I love that Bible verse (
1 John 1:7) about people just needing to walk in the "light" that they have. It's a great passage to support the fact that God does not require more of us than what we have the background and experience to grasp. However, even with that verse, I have found that it's a lot easier to SEE what we need to do than to actually DO it. Our theory very quickly outstrips our ability to practice it. So what do we do when our "light" exceeds our "walk"?
These four words from The Lord's Prayer ("Thine is the power.") sum up a very important part of our walk with God, and that is our absolute dependence on his merciful help in order to keep on walking.

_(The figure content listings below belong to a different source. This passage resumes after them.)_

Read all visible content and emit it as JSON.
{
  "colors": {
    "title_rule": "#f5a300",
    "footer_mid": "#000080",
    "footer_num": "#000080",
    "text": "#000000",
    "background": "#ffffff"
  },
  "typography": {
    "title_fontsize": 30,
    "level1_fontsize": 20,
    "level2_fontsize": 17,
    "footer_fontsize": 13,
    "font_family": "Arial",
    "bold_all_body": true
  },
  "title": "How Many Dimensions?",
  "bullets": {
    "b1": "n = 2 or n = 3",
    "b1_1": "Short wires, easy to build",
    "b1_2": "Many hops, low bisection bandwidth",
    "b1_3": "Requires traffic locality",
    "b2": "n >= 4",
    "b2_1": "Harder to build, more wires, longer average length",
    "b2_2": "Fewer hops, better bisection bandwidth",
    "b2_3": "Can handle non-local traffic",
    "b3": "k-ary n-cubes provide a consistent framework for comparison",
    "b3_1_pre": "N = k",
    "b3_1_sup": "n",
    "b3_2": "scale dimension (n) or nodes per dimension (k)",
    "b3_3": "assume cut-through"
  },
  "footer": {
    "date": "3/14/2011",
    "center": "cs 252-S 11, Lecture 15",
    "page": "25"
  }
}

"Thine is the power," is just one of three things we are reminded of at the end of The Lord's Prayer (
Matthew 6:13). The "kingdom", the "power", and the "glory" all belong to and come from God. Praying those three lines seems so unlike much of what I think of as prayer. We are not asking for anything, and it only barely comes into the area of praise. Instead, it just seems to be a personal reminder of our total dependence on God even for our strength to trust him and obey him.
"Power" is a word that fits neatly between "kingdom" and "glory", since it has a kind of political sound to it. But today I've been thinking of the word more in the sense of "strength", something I find myself falling short of so often. Somewhere between walking in the Light and recognising that all strength ultimately comes from God is a merging of our will with his power to accomplish that will.

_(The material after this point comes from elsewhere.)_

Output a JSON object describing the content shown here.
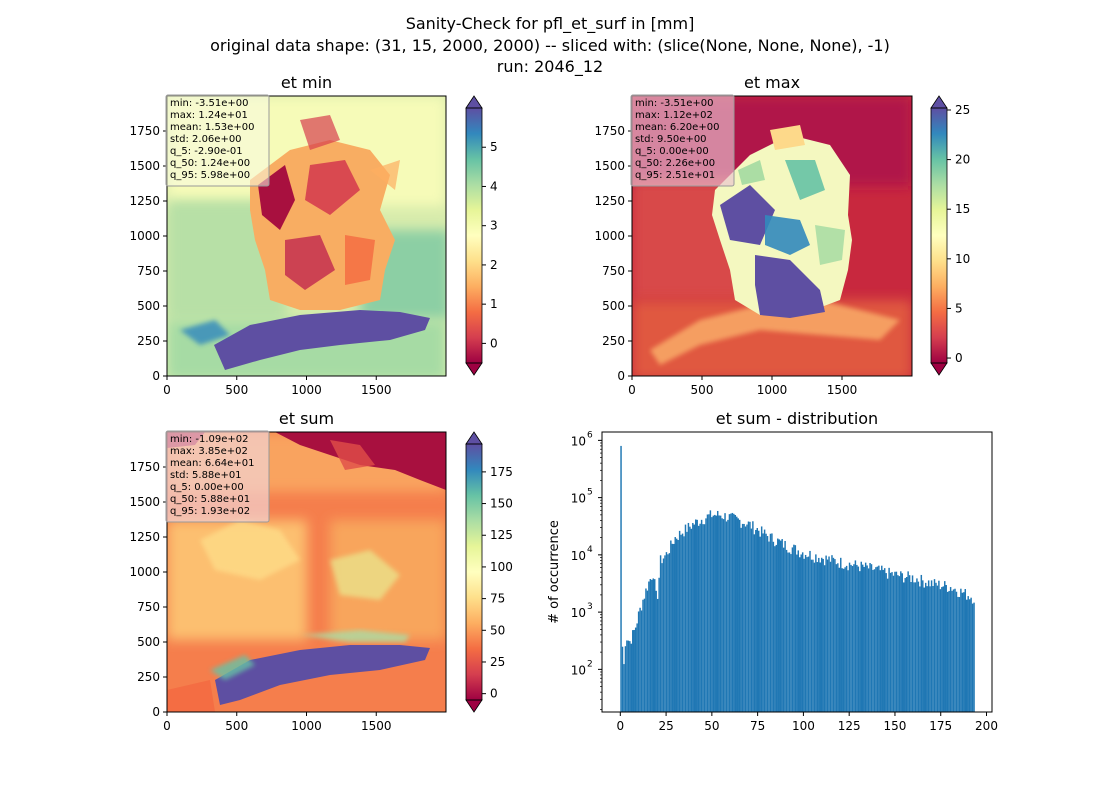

Jesus said to his disciples, "The spirit, indeed, is willing, but the flesh is weak." (
Matthew 26:41) This is the same Jesus who said, "Be ye perfect, even as your heavenly Father is perfect." (
Matthew 5:48) Paul said of himself, "The good that I would do, I do not. Oh wretched man that I am!" (
Romans 7:19, 24) This was the same Paul who said, "I can do all things through Christ, who strengthens me." (
Philippians 4:13) These apparently contradictory statements are only consistent when we understand that the strength (or power) comes from Christ in the first place.

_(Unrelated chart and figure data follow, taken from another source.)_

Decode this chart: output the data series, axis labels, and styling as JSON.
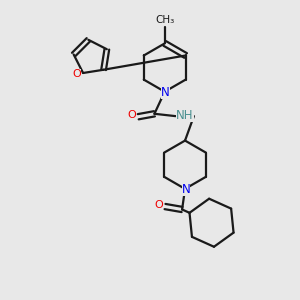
{
  "bg_color": "#e8e8e8",
  "bond_color": "#1a1a1a",
  "N_color": "#0000ee",
  "O_color": "#ee0000",
  "NH_color": "#4a9090",
  "line_width": 1.6,
  "fig_size": [
    3.0,
    3.0
  ],
  "dpi": 100,
  "xlim": [
    0,
    10
  ],
  "ylim": [
    0,
    10
  ]
}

Even that passage about walking in the light finishes by telling us that our "walk" results in us being "cleansed from all sin". So obviously, our walk is never going to be perfect. (Otherwise, there would be no "sins" for which we would need to be forgiven.) There must be a dynamic interaction between our will and God's will, our strength and God's strength, always remembering that even what we might call "our strength" is a gift from God, to whom belongs all the glory, forever and ever. Amen.